Internet, un nouveau cap

L'apport de Groupe Socoda est également jugé essentiel pour le travail que mène actuellement le groupe en ce qui concerne la mise en place de la vente en ligne. Lopez dispose depuis l’an dernier d'un portail permettant l'accès du catalogue (tout ou partie) à certains clients. Le chantier est en cours chez Suchail et devrait aboutir fin 2014, avec également l’édition d’un catalogue papier. Ne disposant pas des mêmes cartes fournisseurs, les deux entreprises ne peuvent effectivement proposer le même catalogue. « Avec Internet, nous avons pris notre temps. Nous n'avions pas de demandes pressantes de nos clients et le but est avant tout d’avoir un site digne de ce nom et pas seulement un site vitrine » souligne Frédéric Deville.

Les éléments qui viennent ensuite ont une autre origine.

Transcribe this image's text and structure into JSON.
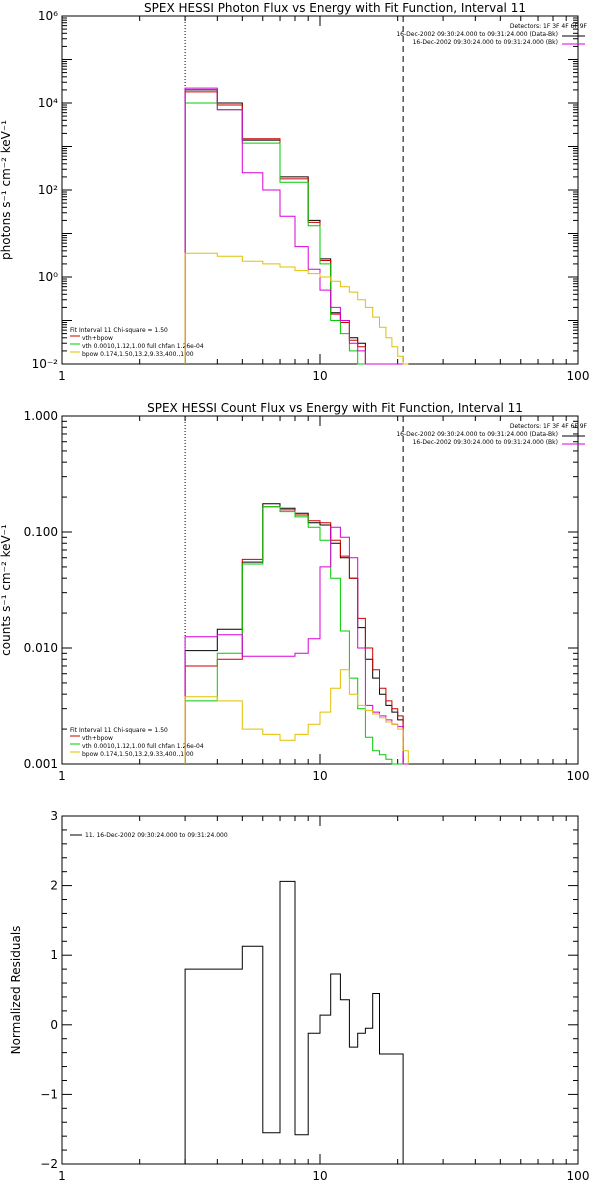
{
  "colors": {
    "data": "#000000",
    "bk": "#cc0000",
    "vth": "#00cc00",
    "vth_bpow": "#d800d8",
    "bpow": "#e0c000",
    "bg": "#ffffff",
    "axes": "#000000"
  },
  "chart_data": [
    {
      "type": "line",
      "title": "SPEX HESSI Photon Flux vs Energy with Fit Function, Interval 11",
      "xlabel": "",
      "ylabel": "photons s⁻¹ cm⁻² keV⁻¹",
      "xscale": "log",
      "yscale": "log",
      "xlim": [
        1,
        100
      ],
      "ylim": [
        0.01,
        1000000
      ],
      "xticks": [
        1,
        10,
        100
      ],
      "xtick_labels": [
        "1",
        "10",
        "100"
      ],
      "yticks": [
        0.01,
        1,
        100,
        10000,
        1000000
      ],
      "ytick_labels": [
        "10⁻²",
        "10⁰",
        "10²",
        "10⁴",
        "10⁶"
      ],
      "vlines": [
        {
          "x": 3,
          "style": "dotted"
        },
        {
          "x": 21,
          "style": "dashed"
        }
      ],
      "bin_edges": [
        3,
        4,
        5,
        6,
        7,
        8,
        9,
        10,
        11,
        12,
        13,
        14,
        15,
        16,
        17,
        18,
        19,
        20,
        21,
        22
      ],
      "series": [
        {
          "name": "",
          "key": "data",
          "values": [
            20000,
            10000,
            1400,
            1400,
            200,
            200,
            20,
            2.6,
            0.15,
            0.1,
            0.04,
            0.03,
            0.01,
            0.01,
            0.01,
            0.01,
            0.01,
            0.01,
            0.01
          ],
          "clip_bottom": true
        },
        {
          "name": "vth+bpow",
          "key": "bk",
          "values": [
            18000,
            9000,
            1500,
            1500,
            180,
            180,
            18,
            2.4,
            0.14,
            0.09,
            0.035,
            0.025,
            0.01,
            0.01,
            0.01,
            0.01,
            0.01,
            0.01,
            0.01
          ],
          "clip_bottom": true
        },
        {
          "name": "vth 0.0010,1.12,1.00  full chfan 1.26e-04",
          "key": "vth",
          "values": [
            10000,
            7000,
            1200,
            1200,
            150,
            150,
            15,
            2.0,
            0.1,
            0.05,
            0.02,
            0.01,
            0.01,
            0.01,
            0.01,
            0.01,
            0.01,
            0.01,
            0.01
          ],
          "clip_bottom": true
        },
        {
          "name": "",
          "key": "vth_bpow",
          "values": [
            22000,
            7000,
            250,
            100,
            25,
            5,
            1.5,
            0.5,
            0.2,
            0.1,
            0.03,
            0.02,
            0.01,
            0.01,
            0.01,
            0.01,
            0.01,
            0.01,
            0.01
          ],
          "clip_bottom": true
        },
        {
          "name": "bpow 0.174,1.50,13.2,9.33,400.,1.00",
          "key": "bpow",
          "values": [
            3.5,
            3,
            2.3,
            2.0,
            1.7,
            1.4,
            1.2,
            1.0,
            0.8,
            0.6,
            0.45,
            0.3,
            0.2,
            0.12,
            0.07,
            0.04,
            0.025,
            0.015,
            0.01
          ],
          "clip_bottom": true
        }
      ],
      "legend": {
        "header": "Detectors: 1F 3F 4F 6F 9F",
        "entries": [
          "16-Dec-2002 09:30:24.000 to 09:31:24.000 (Data-Bk)",
          "16-Dec-2002 09:30:24.000 to 09:31:24.000 (Bk)"
        ],
        "fit_header": "Fit Interval 11    Chi-square = 1.50"
      }
    },
    {
      "type": "line",
      "title": "SPEX HESSI Count Flux vs Energy with Fit Function, Interval 11",
      "xlabel": "",
      "ylabel": "counts s⁻¹ cm⁻² keV⁻¹",
      "xscale": "log",
      "yscale": "log",
      "xlim": [
        1,
        100
      ],
      "ylim": [
        0.001,
        1.0
      ],
      "xticks": [
        1,
        10,
        100
      ],
      "xtick_labels": [
        "1",
        "10",
        "100"
      ],
      "yticks": [
        0.001,
        0.01,
        0.1,
        1.0
      ],
      "ytick_labels": [
        "0.001",
        "0.010",
        "0.100",
        "1.000"
      ],
      "vlines": [
        {
          "x": 3,
          "style": "dotted"
        },
        {
          "x": 21,
          "style": "dashed"
        }
      ],
      "bin_edges": [
        3,
        4,
        5,
        6,
        7,
        8,
        9,
        10,
        11,
        12,
        13,
        14,
        15,
        16,
        17,
        18,
        19,
        20,
        21,
        22
      ],
      "series": [
        {
          "name": "",
          "key": "data",
          "values": [
            0.0095,
            0.0145,
            0.055,
            0.175,
            0.16,
            0.145,
            0.12,
            0.115,
            0.08,
            0.06,
            0.04,
            0.015,
            0.008,
            0.0055,
            0.004,
            0.0032,
            0.0028,
            0.0024,
            0.001
          ],
          "clip_bottom": true
        },
        {
          "name": "vth+bpow",
          "key": "bk",
          "values": [
            0.007,
            0.008,
            0.058,
            0.165,
            0.155,
            0.14,
            0.125,
            0.12,
            0.085,
            0.062,
            0.04,
            0.018,
            0.01,
            0.0065,
            0.0045,
            0.0035,
            0.003,
            0.0026,
            0.001
          ],
          "clip_bottom": true
        },
        {
          "name": "vth 0.0010,1.12,1.00  full chfan 1.26e-04",
          "key": "vth",
          "values": [
            0.0035,
            0.009,
            0.053,
            0.165,
            0.15,
            0.135,
            0.11,
            0.085,
            0.04,
            0.014,
            0.0055,
            0.003,
            0.0017,
            0.0013,
            0.0012,
            0.0011,
            0.001,
            0.001,
            0.001
          ],
          "clip_bottom": true
        },
        {
          "name": "",
          "key": "vth_bpow",
          "values": [
            0.0125,
            0.013,
            0.0085,
            0.0085,
            0.0085,
            0.009,
            0.012,
            0.05,
            0.11,
            0.09,
            0.06,
            0.01,
            0.0032,
            0.0028,
            0.0026,
            0.0024,
            0.0022,
            0.0021,
            0.001
          ],
          "clip_bottom": true
        },
        {
          "name": "bpow 0.174,1.50,13.2,9.33,400.,1.00",
          "key": "bpow",
          "values": [
            0.0038,
            0.0035,
            0.002,
            0.0018,
            0.0016,
            0.0018,
            0.0022,
            0.0028,
            0.0045,
            0.0065,
            0.004,
            0.0032,
            0.0029,
            0.0027,
            0.0025,
            0.0023,
            0.0022,
            0.002,
            0.0013
          ],
          "clip_bottom": true
        }
      ],
      "legend": {
        "header": "Detectors: 1F 3F 4F 6F 9F",
        "entries": [
          "16-Dec-2002 09:30:24.000 to 09:31:24.000 (Data-Bk)",
          "16-Dec-2002 09:30:24.000 to 09:31:24.000 (Bk)"
        ],
        "fit_header": "Fit Interval 11    Chi-square = 1.50"
      }
    },
    {
      "type": "line",
      "title": "",
      "xlabel": "",
      "ylabel": "Normalized Residuals",
      "xscale": "log",
      "yscale": "linear",
      "xlim": [
        1,
        100
      ],
      "ylim": [
        -2,
        3
      ],
      "xticks": [
        1,
        10,
        100
      ],
      "xtick_labels": [
        "1",
        "10",
        "100"
      ],
      "yticks": [
        -2,
        -1,
        0,
        1,
        2,
        3
      ],
      "ytick_labels": [
        "−2",
        "−1",
        "0",
        "1",
        "2",
        "3"
      ],
      "bin_edges": [
        3,
        4,
        5,
        6,
        7,
        8,
        9,
        10,
        11,
        12,
        13,
        14,
        15,
        16,
        17,
        18,
        19,
        20,
        21
      ],
      "series": [
        {
          "name": "",
          "key": "data",
          "values": [
            0.8,
            0.8,
            1.13,
            -1.55,
            2.06,
            -1.58,
            -0.12,
            0.14,
            0.73,
            0.36,
            -0.32,
            -0.12,
            -0.05,
            0.45,
            -0.42,
            -0.42,
            -0.42,
            -0.42
          ]
        }
      ],
      "legend": {
        "entries": [
          "11. 16-Dec-2002 09:30:24.000 to 09:31:24.000"
        ]
      }
    }
  ]
}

Implanté sur un tissu industriel composé essentiellement de petites et moyennes entreprises, notamment des entreprises du bâtiment tournées vers la charpente métallique ou encore la serrurerie, ainsi que des collectivités territoriales, le groupe ne travaille il est vrai pas les grands comptes. « Je ne sais pas si Internet nous apporte de nouveaux clients. Mais une chose est sûre, cela nous empêche d’en perdre. C'est donc pour nous un moyen d'éviter l'évaporation ». En 2015, Frédéric Deville prolongera sa réflexion avec la mise en place d'un site marchand, ce qui supposera sans doute une nouvelle organisation dans l'entreprise.

« Avant tout, l'objectif est de chercher à satisfaire au mieux les besoins de nos clients, avec nos propres moyens, quitte à ne pas rester enfermés dans nos systèmes de fonctionnement actuel. Il faut parfois savoir penser autrement les choses ». A suivre.